Admittedly, Rocky Mountain Chocolate Factory, Inc. (NASDAQ:RMCF) is one of the sugar stocks that’s laced with spice. It’s a speculative opportunity trading in the dark alleyways of the Nasdaq Index.

On a YTD basis, RMCF is down more than 2%. That’s not something to be proud about, especially when so many sectors are experiencing robust rallies.

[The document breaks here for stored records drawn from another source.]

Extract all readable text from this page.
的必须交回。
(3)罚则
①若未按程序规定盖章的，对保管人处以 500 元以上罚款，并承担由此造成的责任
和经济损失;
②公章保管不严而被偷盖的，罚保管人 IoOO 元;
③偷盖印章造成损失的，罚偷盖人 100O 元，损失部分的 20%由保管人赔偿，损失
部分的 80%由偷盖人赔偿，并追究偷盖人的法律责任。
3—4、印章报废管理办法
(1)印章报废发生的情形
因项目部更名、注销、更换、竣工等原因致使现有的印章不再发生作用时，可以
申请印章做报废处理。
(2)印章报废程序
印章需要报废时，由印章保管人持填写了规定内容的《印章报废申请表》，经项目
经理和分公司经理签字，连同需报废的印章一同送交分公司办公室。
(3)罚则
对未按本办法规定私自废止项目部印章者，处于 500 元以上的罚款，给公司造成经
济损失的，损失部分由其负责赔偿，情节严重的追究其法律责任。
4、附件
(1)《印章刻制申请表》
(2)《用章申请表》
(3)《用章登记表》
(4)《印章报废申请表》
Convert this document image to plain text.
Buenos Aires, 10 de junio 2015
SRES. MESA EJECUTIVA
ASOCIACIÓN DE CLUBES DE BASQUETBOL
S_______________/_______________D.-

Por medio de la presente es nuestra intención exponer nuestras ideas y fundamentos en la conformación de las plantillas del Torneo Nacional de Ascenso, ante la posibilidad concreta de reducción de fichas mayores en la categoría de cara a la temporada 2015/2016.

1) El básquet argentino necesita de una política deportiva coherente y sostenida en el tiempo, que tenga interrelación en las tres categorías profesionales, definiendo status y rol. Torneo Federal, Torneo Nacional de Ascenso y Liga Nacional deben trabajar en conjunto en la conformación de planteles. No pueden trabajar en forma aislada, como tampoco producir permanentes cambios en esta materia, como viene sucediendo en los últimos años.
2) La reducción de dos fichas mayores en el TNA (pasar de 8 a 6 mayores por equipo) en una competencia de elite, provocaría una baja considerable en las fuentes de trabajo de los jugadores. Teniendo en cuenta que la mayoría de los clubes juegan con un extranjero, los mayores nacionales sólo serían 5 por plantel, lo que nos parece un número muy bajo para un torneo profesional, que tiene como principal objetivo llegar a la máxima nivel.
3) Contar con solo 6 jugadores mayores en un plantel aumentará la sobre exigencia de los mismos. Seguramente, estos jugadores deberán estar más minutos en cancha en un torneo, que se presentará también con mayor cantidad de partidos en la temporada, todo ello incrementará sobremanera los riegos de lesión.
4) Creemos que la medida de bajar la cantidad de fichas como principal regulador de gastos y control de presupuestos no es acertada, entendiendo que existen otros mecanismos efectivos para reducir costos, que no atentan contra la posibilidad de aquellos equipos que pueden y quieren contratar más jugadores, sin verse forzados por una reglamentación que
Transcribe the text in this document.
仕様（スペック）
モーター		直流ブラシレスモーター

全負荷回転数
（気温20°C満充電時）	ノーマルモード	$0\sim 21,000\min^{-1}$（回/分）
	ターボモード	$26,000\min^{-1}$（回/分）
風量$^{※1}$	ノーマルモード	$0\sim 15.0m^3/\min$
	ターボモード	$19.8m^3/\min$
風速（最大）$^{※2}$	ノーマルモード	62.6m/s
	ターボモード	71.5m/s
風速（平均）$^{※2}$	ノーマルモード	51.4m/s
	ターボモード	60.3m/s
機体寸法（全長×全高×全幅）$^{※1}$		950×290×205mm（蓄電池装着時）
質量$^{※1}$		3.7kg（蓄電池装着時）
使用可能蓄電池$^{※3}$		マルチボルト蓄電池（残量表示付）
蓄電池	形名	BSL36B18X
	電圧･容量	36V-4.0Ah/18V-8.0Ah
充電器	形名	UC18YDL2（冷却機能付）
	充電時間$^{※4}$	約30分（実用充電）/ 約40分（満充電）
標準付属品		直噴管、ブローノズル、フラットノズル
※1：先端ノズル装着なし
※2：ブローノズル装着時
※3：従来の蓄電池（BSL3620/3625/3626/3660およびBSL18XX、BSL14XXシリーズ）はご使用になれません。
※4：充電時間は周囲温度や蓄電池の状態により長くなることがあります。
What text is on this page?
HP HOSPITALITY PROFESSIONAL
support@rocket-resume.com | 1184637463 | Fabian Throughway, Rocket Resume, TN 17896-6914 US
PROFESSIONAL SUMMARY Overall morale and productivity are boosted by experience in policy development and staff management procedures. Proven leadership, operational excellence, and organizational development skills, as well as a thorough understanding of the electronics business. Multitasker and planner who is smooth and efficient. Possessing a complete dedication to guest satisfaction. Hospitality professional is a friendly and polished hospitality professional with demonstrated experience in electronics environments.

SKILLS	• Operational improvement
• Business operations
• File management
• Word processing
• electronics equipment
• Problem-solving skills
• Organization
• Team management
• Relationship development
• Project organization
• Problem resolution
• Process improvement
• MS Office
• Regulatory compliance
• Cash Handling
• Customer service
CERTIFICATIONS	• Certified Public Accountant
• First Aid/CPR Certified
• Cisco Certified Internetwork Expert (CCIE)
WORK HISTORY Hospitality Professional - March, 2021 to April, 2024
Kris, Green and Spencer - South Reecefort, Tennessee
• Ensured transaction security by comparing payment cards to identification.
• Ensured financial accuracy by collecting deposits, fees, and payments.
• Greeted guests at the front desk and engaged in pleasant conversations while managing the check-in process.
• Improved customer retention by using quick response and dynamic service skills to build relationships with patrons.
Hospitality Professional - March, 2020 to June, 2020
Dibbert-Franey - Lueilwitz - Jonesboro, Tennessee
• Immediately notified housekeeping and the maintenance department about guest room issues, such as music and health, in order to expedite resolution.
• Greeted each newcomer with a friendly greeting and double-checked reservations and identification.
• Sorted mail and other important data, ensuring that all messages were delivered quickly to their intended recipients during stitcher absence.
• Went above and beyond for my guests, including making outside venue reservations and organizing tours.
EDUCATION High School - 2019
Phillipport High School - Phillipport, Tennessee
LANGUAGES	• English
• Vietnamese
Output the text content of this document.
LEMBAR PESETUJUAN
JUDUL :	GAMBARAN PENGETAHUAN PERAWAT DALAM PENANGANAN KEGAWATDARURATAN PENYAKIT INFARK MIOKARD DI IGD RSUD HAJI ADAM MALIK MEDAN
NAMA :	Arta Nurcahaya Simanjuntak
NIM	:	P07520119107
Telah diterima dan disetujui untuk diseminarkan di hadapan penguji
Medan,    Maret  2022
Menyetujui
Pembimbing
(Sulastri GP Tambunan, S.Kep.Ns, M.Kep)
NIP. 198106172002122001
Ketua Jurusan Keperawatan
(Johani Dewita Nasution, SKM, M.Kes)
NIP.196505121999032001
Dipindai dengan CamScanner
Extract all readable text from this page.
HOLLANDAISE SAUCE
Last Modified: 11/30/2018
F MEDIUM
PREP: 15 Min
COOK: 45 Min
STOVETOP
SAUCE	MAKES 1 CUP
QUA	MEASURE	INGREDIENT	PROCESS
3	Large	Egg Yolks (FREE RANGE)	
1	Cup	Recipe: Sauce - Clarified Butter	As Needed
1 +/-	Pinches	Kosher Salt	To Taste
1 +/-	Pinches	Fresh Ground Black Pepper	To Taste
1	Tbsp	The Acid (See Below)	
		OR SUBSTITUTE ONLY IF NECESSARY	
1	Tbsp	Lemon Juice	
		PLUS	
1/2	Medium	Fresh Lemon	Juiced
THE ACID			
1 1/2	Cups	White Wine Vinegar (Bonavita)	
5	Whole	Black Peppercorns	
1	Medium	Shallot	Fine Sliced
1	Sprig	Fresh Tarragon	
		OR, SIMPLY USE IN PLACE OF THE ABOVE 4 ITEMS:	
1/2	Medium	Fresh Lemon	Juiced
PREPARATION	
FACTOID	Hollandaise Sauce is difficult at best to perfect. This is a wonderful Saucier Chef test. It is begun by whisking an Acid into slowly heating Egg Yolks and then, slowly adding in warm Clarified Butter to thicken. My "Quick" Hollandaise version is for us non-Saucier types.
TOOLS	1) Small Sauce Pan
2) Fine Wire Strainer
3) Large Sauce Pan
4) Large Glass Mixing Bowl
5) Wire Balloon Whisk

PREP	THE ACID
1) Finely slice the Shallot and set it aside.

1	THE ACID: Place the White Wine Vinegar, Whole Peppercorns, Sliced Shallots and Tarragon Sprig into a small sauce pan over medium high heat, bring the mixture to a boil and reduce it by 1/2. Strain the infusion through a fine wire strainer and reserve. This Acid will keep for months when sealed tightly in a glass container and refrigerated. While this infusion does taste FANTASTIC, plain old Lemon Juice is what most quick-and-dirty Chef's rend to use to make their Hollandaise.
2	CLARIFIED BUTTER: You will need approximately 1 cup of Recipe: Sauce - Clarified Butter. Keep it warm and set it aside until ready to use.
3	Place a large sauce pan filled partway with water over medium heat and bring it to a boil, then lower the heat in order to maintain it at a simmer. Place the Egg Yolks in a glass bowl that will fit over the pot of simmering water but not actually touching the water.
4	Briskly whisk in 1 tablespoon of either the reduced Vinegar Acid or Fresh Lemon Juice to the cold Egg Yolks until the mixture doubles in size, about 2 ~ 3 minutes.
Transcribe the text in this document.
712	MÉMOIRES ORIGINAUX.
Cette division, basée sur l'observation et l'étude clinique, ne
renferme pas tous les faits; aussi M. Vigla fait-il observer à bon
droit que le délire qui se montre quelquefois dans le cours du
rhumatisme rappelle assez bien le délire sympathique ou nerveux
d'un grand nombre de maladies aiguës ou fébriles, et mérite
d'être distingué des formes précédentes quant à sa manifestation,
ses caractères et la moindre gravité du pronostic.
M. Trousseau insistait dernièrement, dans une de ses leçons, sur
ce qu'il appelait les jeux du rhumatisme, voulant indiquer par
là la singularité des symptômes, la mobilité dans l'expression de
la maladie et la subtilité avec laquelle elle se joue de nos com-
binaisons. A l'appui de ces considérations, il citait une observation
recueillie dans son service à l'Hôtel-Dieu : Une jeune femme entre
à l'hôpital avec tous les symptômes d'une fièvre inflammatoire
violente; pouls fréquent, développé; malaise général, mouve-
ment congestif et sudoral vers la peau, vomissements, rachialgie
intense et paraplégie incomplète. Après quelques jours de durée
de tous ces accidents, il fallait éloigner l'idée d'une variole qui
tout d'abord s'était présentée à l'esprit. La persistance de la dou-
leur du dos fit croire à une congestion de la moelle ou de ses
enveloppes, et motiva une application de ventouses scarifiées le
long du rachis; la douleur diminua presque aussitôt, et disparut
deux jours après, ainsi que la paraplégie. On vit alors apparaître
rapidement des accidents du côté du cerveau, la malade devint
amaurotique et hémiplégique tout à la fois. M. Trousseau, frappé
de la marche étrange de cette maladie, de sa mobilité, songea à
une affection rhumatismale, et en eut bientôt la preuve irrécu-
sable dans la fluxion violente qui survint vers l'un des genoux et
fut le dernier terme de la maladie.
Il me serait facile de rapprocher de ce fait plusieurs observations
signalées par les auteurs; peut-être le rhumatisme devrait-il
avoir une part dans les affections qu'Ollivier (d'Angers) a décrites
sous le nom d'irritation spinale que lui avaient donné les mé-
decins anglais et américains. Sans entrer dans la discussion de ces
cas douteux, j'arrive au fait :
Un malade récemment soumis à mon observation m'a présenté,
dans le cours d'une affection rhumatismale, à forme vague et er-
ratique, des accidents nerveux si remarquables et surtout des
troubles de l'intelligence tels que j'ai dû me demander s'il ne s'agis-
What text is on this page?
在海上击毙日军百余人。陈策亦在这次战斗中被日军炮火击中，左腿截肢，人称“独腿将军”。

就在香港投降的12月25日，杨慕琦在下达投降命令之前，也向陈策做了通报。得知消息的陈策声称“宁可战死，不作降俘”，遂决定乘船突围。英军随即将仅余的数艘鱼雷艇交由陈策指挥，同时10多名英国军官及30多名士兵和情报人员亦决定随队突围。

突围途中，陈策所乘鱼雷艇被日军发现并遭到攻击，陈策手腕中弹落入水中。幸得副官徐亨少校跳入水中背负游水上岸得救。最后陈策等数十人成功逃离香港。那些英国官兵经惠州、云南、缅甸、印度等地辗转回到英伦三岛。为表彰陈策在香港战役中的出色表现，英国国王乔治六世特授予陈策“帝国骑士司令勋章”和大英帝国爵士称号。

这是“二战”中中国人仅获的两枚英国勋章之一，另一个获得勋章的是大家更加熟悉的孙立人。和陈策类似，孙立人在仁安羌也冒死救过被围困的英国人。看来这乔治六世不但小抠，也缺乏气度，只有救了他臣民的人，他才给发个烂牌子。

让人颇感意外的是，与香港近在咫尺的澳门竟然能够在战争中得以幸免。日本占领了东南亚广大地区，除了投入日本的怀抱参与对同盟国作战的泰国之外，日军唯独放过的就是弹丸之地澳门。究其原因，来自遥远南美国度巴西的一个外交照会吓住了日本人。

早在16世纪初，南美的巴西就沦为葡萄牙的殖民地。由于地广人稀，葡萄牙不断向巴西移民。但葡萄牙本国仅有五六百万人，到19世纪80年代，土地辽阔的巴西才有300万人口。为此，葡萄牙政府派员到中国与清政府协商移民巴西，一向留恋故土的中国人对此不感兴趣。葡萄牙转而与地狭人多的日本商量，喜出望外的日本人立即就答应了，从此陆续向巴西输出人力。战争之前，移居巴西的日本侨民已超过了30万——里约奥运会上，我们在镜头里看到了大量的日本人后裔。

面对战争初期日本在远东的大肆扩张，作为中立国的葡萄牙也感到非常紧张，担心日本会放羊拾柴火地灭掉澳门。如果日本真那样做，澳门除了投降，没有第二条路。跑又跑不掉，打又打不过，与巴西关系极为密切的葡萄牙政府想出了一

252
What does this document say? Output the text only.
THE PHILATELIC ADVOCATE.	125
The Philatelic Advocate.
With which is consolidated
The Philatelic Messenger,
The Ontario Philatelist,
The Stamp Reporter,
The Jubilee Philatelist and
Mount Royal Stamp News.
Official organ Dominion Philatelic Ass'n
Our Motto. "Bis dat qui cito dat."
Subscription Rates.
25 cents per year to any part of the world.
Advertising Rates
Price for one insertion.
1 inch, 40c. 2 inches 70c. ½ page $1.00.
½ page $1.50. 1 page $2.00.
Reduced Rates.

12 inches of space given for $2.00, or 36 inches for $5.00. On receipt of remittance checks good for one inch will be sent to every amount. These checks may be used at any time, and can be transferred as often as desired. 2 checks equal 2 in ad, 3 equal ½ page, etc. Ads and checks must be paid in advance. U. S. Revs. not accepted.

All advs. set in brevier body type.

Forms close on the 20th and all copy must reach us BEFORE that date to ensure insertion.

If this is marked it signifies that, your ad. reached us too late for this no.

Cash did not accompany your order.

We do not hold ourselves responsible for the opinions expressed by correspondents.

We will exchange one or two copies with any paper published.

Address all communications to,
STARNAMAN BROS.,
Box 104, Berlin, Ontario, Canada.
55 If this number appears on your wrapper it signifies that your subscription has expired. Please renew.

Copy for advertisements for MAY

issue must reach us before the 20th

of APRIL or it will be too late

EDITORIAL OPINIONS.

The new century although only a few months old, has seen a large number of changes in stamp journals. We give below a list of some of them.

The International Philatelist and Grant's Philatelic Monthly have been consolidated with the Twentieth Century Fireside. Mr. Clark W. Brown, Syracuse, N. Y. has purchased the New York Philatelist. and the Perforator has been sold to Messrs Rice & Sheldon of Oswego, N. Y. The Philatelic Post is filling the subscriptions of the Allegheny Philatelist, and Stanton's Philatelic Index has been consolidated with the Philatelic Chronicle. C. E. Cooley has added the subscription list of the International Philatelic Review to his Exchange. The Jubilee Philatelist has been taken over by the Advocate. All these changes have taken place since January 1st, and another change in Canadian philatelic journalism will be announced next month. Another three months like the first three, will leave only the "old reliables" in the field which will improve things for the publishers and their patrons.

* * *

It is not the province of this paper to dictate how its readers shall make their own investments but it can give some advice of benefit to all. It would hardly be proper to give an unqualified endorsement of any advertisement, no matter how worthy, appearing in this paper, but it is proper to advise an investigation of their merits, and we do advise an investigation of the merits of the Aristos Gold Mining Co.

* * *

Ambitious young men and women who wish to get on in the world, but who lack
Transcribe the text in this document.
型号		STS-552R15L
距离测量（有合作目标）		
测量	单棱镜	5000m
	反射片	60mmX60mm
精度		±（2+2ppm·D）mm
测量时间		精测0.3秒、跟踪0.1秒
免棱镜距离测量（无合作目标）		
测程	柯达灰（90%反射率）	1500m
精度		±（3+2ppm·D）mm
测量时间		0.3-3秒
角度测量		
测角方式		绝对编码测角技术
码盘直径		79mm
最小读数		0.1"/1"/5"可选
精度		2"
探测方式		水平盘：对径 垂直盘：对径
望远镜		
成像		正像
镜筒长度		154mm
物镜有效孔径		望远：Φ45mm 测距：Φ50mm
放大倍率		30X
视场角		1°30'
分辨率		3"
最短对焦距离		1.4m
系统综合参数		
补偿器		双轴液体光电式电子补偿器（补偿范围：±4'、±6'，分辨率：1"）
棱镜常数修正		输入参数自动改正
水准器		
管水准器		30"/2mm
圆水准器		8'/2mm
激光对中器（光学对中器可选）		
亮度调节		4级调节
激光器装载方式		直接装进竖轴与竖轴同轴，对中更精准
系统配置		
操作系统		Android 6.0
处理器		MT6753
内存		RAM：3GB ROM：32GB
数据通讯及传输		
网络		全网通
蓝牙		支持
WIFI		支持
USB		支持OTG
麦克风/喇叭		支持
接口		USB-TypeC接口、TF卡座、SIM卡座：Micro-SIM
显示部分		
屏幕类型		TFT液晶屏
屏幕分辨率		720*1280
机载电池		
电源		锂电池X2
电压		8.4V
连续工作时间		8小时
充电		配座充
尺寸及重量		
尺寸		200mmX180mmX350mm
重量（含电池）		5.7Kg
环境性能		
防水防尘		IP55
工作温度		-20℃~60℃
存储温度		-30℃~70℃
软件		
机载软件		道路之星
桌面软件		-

Despite the obvious choppiness and volatility, I believe there’s an opportunity for RMCF stock. Against the first of June, Rocky Mountain is up over 6%. Although there’s nothing spectacular about that performance in and of itself, it shows a slow transition from bearishness to bullishness. The point becomes more obvious when you realize that in 2015, RMCF lost nearly 16% in the markets. Sentiment started to stabilize in spring of this year, hence my optimism.

Mix in the fundamentals, and RMCF sheds some of its speculative image. For one thing, its balance sheet is fairly stable and it maintains consistent free cash flow. Its profitability margins are ranked in the upper half among sugar stocks, and its trailing three-year revenue growth is quite favorable. Declining sugar prices will just make it more easier for Rocky Mountain to accentuate its strengths.

RMCF is not an investment for everybody. Still, it’s a smart gamble where technical momentum is feeding off industry enthusiasm.

As of this writing, Josh Enomoto did not hold a position in any of the aforementioned securities.